Kalanithi is of Indian stock and tells the story as only an Indian would tell it, densely textured with philosophical musings that touch the nerve of reality. It became a number one New York Times best seller. If you haven’t read it, it’s one of the best books I have ever read and causes me to rethink how best to spend whatever days the Lord has given to me. It spoke to me deeply. I am more convinced than ever that only in Christ can these questions be answered. Science does not have the prerogative or the capacity to deal with the existential struggles that we all have. Only hubris would deny that reality.
Isn’t it interesting how facing death forces one to actually face life’s real questions? So I dare say, in naturalistic terms death is breath becoming air. In Christian terms, birth is air becoming breath and there is a world of difference from origin to destiny.
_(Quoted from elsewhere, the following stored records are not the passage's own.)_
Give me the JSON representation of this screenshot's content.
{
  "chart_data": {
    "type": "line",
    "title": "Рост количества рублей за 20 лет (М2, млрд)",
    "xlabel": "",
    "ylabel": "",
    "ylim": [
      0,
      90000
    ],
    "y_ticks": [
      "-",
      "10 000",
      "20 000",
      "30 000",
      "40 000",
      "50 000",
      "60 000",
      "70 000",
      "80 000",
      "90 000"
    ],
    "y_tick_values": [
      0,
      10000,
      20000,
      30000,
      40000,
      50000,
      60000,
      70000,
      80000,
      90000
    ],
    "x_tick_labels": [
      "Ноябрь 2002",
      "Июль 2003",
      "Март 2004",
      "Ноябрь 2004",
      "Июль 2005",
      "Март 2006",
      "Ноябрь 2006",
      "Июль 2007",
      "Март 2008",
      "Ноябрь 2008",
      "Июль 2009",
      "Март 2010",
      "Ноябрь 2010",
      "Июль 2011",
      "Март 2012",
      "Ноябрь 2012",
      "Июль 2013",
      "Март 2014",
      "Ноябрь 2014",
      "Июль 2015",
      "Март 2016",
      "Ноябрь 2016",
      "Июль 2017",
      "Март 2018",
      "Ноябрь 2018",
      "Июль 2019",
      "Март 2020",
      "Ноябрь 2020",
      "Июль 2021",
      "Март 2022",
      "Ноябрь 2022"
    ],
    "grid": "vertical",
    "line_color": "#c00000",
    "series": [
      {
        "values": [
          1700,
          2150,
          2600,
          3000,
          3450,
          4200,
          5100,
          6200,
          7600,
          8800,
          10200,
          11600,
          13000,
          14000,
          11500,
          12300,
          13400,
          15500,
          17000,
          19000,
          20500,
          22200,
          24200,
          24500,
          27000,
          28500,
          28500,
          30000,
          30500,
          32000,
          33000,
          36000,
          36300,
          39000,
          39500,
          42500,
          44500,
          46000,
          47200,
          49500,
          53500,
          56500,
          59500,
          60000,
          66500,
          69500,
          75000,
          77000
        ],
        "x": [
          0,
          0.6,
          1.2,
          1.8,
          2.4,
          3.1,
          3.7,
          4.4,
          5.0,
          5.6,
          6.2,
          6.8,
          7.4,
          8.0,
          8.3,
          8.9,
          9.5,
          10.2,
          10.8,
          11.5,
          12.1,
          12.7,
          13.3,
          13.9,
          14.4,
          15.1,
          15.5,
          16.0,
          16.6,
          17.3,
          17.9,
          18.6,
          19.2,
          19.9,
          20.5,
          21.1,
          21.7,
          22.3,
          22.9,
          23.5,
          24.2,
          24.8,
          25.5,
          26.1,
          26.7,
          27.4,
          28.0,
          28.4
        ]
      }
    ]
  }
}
I am also writing to make an earnest request. I, along with three others, will be heading out in a few short weeks to one of the most high-risk areas of the world. I will not mention the country but will give you the report after I return. I have been asked for a few years to go there but have not had the peace or the window in which to do it but now feel deeply that I should. So please pray for us. My family is a bit nervous but Margie has given me the green light to do so. If it were not for scheduling conflicts, she would have wanted to accompany me. So I ask for your prayers. We will need His covering. Our lives are in our Lord’s hands and we go with His prodding.
Please continue to pray for our work. The team is having a huge impact. As I move more into speaking and writing the strategic planning, leadership, and pursuit of the vision will be with the younger team. I am confident they will do greater things than I ever envisioned. More than ever, I need wisdom and guidance.
God bless you, dear friends. Thank you for your support. We need it in even greater measure as the team grows and we cover more ground on more tracks. Thank you for standing with us.